Karachi, August 09, 2018 (PPI-OT): Textiles: Cyclical Tailwinds Favor Low Value-added Players
Previewing FY18 results, we expect AKD Textile Universe to post cumulative earnings of PkR5.38bn (down 9%YoY), with earnings decline primarily attributable to: i) lower dividend income (-13%YoY) due to lower payouts from respective power portfolios and ii) input cost pressure leading to margin contraction particularly in value added segments. On a standalone basis, NML is expected to report NPAT of PkR850mn (EPS: PkR2.42) in 4QFY18 vs. PkR1,178mn (EPS: PkR3.34) in 4QFY17, down 28%YoY. Lower payouts from power holding companies and lower utilization in value added segment (i.e. garments) will keep conglomerate earnings in check. On the flip side, NCL with operations skewed towards lower end of the value chain is expected to benefit from cyclical tailwinds (i.e. widening yarn-cotton spread and rupee depreciation), with earnings expectations of PkR561mn (EPS: PkR2.33) in 4QFY18 vs.PkR221mn (EPS: PKR0.92) in 4QFY17, up 2.5xYoY.
NML – lower payouts from power holdings to keep earnings in check: In 4QFY18, we expect NML to report NPAT of PkR850mn (EPS: PkR2.42) vs. PkR1,174mn (EPS: PkR3.34) in 4QFY17, down 28%YoY. The earnings decline is mainly attributable to lower payouts from portfolio companies (-45%YoY). However, core earnings are anticipated to witness significant improvement (core EPS: PkR0.51 in 4QFY18E vs. LPS: PkR0.12 in 4QFY17) on the back of i) double digit topline growth (+25%YoY) largely driven by macro developments (i.e. rupee depreciation and exports growth) and ii) margin accretion (+96bpsYoY) in low value added segments. On a cumulative basis, full year earnings (EPS: PkR10.28 in FY18 vs. PkR12.12mn in FY17) are expected to remain 15%YoY lower due to absence of dividend income from power holdings and cost pressures in first half of the outgoing fiscal year. Accompanying results, NML is expected to declare a final dividend of PKR5/sh (payout ratio: 48.6%).

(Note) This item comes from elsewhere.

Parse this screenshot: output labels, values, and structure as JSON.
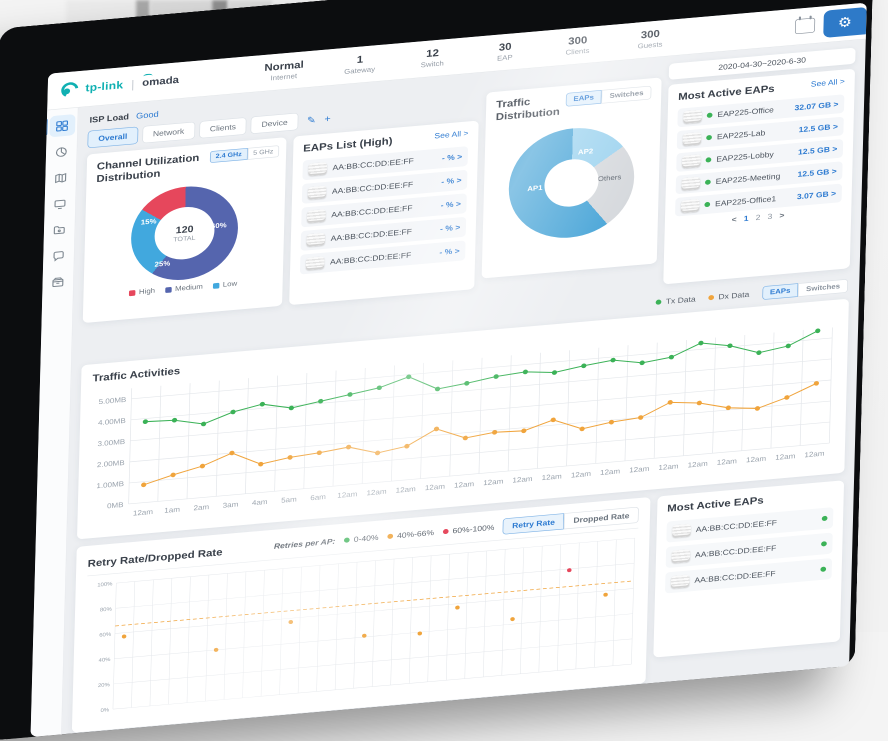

NCL – cyclical upswings lead to another good show: With company operations being skewed towards lower end of the value chain, NCL should continue to benefit from macro and cyclical tailwinds (i.e. rupee depreciation and widening yarn-cotton spread). Against this backdrop, we expect the NCL to post NPAT of PkR561mn (EPS: PkR2.33) in 4QFY18 against PkR221mn (EPS: PkR0.92) in 4QFY17, up 2.54xYoY. Factors contributing to another good showing include: i) 13%YoY topline growth on back of the strong domestic yarn demand and improved yarn prices and ii) margin accretion (4.57ptsYoY) largely attributable to cyclical upswings (i.e. widening yarn-cotton spread) and 3) one-off exchange gain of ~PkR258mn resulting from recent rupee depreciation. Cumulatively, FY18E earnings are expected to rest at PkR1,764mn (EPS: PkR7.34) against total earnings of PkR1,621mn (EPS: PkR6.75 in FY17, up 9%YoY). Accompanying results, NCL is anticipated to announce a final dividend of PKR3/sh (payout ratio: 41%).
Investment perspective: Confluence of recent positives including rupee depreciation (18.6% since Dec’17) and extension of export incentives albeit at lower rate should help the domestic textile sector to stave off competitive pressures in the export market. In the short-medium term where cyclical tailwinds favor low value added names, we recommend NCL. At current levels, the scrip offers an overall capital upside of ~10% and D/Y of 5.4%.